I am so sorry to hear about your wife. I sympathize with you. But hear is what I know to be fact. If your wife truly wanted to leave you or could have she would have. Moving into another room in your home while you still support her is not divorce its manipulation. 
She cant afford to leave you or truly dose not want to. If she truly wanted out and with a MD why not get a job and save money then just simply leave? Things that make you say Hmmmm. She is testing the waters of single life. And you may be right about the online stuff. People who spend allot of time online are looking for something.I don't know you. But I know how women think. If she thinks you love her so much she can do what she pleases and you will still support her then she will continue this behavior until you can no longer tolerate it. She is using you because she knows she can (you love her). 
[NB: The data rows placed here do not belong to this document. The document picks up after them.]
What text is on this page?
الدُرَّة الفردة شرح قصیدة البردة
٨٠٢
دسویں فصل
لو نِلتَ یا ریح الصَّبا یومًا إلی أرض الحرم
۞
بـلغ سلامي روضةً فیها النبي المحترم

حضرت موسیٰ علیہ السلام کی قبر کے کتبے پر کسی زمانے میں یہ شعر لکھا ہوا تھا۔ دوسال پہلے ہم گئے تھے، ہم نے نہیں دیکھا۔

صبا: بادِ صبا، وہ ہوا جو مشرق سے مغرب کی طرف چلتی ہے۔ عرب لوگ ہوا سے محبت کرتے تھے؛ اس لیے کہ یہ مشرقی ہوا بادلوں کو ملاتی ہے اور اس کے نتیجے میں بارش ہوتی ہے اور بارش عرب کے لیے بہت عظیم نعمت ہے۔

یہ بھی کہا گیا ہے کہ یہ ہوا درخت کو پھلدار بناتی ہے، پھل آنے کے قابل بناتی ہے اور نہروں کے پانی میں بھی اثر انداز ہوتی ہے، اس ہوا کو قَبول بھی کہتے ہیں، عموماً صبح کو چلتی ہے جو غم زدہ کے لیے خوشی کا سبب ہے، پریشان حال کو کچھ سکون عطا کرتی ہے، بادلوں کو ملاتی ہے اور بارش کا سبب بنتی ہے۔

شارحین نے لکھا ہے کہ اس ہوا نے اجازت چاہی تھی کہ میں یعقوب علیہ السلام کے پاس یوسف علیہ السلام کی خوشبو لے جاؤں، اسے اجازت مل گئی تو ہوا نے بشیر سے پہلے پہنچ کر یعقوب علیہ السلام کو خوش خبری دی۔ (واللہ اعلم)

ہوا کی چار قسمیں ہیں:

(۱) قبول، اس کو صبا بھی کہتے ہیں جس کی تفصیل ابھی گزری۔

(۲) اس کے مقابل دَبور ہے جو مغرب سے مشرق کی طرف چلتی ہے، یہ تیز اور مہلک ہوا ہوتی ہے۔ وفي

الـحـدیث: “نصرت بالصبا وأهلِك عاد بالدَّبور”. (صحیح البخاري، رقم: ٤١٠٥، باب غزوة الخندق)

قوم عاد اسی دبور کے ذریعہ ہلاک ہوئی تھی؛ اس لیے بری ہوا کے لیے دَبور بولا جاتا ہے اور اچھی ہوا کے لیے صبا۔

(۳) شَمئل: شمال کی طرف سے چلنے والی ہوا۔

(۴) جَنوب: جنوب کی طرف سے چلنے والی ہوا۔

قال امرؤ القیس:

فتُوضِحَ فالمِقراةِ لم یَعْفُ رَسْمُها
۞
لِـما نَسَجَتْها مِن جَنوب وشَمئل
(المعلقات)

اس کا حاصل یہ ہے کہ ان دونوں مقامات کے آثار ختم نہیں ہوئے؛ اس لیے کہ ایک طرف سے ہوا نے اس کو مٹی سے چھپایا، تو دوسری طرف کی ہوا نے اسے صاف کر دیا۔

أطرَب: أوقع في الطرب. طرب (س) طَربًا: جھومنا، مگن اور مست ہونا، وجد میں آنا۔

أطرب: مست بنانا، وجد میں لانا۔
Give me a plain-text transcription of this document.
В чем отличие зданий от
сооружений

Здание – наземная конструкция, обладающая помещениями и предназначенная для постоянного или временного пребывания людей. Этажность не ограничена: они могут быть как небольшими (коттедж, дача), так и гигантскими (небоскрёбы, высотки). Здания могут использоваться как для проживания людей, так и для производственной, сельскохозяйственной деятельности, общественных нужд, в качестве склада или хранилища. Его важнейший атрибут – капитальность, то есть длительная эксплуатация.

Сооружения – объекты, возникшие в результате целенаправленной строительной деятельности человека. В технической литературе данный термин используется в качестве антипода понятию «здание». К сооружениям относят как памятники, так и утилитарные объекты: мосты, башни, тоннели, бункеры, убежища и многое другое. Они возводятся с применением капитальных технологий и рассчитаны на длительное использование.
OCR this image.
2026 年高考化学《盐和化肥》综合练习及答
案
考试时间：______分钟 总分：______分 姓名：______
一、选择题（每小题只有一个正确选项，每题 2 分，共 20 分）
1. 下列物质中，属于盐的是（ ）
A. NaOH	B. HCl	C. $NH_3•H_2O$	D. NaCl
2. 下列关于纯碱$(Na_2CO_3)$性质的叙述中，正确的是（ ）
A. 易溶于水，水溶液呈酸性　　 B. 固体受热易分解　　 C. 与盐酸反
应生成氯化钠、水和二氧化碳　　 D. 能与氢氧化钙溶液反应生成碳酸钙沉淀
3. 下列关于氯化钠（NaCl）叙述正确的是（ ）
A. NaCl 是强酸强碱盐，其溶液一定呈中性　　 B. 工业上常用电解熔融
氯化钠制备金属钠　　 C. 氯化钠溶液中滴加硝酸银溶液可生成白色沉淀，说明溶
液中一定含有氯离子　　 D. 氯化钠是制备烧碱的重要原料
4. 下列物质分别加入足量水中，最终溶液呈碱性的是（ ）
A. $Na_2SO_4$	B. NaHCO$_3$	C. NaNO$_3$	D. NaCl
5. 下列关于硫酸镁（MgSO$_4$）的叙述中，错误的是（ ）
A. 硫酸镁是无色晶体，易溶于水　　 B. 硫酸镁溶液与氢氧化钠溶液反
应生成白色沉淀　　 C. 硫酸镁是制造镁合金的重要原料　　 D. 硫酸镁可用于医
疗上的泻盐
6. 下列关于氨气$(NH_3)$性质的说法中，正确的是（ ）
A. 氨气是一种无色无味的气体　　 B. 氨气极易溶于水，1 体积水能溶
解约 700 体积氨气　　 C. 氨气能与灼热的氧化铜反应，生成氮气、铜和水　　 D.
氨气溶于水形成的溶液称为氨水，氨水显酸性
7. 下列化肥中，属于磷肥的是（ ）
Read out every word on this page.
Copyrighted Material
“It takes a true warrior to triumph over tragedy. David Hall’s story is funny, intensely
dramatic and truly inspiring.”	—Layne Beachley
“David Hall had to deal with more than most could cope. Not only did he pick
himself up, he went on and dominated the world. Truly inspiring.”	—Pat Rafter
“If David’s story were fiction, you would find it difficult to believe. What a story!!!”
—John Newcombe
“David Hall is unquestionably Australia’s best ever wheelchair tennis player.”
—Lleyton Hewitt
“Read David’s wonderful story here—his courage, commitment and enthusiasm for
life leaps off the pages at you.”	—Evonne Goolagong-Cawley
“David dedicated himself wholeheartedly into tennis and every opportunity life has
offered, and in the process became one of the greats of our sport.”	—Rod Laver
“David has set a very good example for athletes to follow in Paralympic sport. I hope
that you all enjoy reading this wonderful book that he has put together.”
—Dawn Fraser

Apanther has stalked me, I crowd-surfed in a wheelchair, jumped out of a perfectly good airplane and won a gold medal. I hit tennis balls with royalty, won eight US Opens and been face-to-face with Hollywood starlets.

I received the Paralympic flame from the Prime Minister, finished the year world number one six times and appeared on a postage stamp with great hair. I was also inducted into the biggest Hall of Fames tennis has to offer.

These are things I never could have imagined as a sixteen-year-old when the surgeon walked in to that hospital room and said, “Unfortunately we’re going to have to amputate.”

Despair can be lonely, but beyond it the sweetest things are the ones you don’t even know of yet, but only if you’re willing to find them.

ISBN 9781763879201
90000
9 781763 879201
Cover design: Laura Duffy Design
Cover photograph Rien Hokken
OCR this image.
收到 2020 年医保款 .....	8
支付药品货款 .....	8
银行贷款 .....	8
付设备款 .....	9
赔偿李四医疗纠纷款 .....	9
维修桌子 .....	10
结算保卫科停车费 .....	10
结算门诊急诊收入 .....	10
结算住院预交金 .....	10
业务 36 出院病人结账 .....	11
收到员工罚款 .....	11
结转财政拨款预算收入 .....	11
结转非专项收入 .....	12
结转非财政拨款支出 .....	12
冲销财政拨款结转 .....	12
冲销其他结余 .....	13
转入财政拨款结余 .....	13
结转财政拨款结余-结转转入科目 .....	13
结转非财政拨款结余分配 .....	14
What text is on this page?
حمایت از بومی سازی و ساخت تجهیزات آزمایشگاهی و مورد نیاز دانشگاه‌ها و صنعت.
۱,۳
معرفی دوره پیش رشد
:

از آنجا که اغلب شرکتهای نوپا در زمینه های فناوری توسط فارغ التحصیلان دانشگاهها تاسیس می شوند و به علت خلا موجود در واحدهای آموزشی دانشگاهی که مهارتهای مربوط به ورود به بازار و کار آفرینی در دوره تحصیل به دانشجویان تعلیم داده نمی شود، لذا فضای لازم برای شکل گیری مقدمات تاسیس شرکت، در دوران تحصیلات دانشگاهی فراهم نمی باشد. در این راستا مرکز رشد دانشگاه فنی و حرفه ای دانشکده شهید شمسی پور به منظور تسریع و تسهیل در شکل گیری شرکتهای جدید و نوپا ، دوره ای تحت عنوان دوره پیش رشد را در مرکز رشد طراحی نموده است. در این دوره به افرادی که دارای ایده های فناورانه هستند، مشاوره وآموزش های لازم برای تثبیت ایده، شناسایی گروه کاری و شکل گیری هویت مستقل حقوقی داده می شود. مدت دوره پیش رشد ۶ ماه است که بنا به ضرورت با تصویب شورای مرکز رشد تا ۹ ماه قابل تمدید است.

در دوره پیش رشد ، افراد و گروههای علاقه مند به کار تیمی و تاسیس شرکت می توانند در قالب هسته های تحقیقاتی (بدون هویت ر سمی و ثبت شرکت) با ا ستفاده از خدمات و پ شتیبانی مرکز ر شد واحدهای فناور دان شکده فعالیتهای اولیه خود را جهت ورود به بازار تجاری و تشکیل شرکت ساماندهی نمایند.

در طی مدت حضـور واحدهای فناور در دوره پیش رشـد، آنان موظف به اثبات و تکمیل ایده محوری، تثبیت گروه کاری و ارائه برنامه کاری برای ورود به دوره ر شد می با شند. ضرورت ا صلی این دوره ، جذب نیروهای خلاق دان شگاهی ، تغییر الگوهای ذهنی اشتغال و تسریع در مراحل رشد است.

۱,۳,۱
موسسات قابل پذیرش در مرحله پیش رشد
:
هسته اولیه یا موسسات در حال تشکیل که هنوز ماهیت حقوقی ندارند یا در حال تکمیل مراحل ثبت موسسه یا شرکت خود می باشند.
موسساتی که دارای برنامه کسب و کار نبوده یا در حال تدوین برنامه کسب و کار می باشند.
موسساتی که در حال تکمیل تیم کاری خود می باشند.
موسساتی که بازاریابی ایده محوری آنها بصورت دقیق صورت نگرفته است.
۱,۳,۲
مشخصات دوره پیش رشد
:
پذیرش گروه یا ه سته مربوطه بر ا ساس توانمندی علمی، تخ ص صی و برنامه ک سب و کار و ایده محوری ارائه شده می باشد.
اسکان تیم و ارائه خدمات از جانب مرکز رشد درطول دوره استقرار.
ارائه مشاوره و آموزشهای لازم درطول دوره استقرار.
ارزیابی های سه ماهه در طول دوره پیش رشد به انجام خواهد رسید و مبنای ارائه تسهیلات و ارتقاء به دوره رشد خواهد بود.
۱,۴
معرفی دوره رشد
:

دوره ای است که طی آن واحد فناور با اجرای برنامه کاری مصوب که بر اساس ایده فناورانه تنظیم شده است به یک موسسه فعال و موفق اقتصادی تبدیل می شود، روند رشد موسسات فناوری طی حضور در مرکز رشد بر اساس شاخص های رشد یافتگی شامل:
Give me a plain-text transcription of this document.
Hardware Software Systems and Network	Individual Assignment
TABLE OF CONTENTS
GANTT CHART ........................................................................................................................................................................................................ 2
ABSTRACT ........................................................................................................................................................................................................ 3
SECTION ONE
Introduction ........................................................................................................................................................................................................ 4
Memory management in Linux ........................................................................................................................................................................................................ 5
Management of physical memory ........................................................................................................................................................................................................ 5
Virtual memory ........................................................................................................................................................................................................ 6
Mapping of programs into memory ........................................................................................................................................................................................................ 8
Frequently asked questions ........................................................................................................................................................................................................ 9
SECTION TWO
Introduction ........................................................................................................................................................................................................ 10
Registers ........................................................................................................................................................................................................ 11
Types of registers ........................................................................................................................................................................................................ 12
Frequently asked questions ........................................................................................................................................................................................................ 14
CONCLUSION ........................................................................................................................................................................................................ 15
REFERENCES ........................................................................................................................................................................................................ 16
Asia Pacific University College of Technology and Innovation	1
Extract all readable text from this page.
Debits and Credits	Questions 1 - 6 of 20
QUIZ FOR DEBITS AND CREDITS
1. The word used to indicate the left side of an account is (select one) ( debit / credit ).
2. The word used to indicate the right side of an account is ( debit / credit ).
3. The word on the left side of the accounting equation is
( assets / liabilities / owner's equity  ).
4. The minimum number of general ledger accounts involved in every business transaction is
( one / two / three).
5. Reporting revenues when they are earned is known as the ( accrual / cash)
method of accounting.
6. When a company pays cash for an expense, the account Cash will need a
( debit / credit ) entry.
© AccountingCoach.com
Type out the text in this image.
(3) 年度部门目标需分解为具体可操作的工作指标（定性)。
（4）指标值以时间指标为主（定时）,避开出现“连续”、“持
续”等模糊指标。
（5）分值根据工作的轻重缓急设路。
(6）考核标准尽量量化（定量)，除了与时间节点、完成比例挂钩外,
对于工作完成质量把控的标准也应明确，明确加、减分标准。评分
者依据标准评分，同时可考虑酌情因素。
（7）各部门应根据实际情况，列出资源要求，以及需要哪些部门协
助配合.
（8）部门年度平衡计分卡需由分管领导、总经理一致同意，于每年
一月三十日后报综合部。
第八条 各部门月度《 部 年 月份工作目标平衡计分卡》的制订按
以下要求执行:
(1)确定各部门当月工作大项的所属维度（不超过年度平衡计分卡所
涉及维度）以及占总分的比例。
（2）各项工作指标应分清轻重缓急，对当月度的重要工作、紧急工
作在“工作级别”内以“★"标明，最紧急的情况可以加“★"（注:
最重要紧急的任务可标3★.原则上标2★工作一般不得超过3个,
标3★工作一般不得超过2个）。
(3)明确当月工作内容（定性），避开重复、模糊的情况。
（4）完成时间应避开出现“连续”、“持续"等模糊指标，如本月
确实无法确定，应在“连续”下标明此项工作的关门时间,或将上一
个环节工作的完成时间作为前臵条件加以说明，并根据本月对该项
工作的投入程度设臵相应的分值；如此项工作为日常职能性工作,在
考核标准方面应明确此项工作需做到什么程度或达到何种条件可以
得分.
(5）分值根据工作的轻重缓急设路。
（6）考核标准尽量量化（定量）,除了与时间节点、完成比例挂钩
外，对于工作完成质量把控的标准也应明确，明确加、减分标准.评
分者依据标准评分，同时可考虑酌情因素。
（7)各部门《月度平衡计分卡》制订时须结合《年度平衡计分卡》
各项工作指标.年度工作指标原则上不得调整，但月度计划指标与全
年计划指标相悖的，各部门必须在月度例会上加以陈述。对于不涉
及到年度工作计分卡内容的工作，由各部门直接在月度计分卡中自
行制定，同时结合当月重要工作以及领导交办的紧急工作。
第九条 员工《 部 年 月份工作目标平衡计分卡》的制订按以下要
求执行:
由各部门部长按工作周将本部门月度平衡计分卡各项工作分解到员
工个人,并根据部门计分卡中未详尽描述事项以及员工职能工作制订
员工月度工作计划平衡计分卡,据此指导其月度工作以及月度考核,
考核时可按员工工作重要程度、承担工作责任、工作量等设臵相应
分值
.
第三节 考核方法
You seem like a nice guy but I don't know you ether or why she is where she is. But I will tell you this for a fact. When most people leave a long term relationship there devastated. They think no one else will want them and feel very insecure. DON'T your a good man with a hart not to many of them left in the world. Your being supportive but the truth is if she wants to fly on her own then make her do it on her own she is crippling you for her own selfish wants and needs.You can not move on or grieve with her still living with you. It is going to make it harder on you in the long run. If you continue on this path it will be that much harder on you. I am not trying to be negative or bad mouth your wife but the fact is this. She wants what she wants and is not considering they affects on you and your mental well being. You can not begin again or to heal under these circumstances. Some one has to go. Then you can begin to heal. Again I am sorry for your loss but don't be taken advantage of you don't deserve that.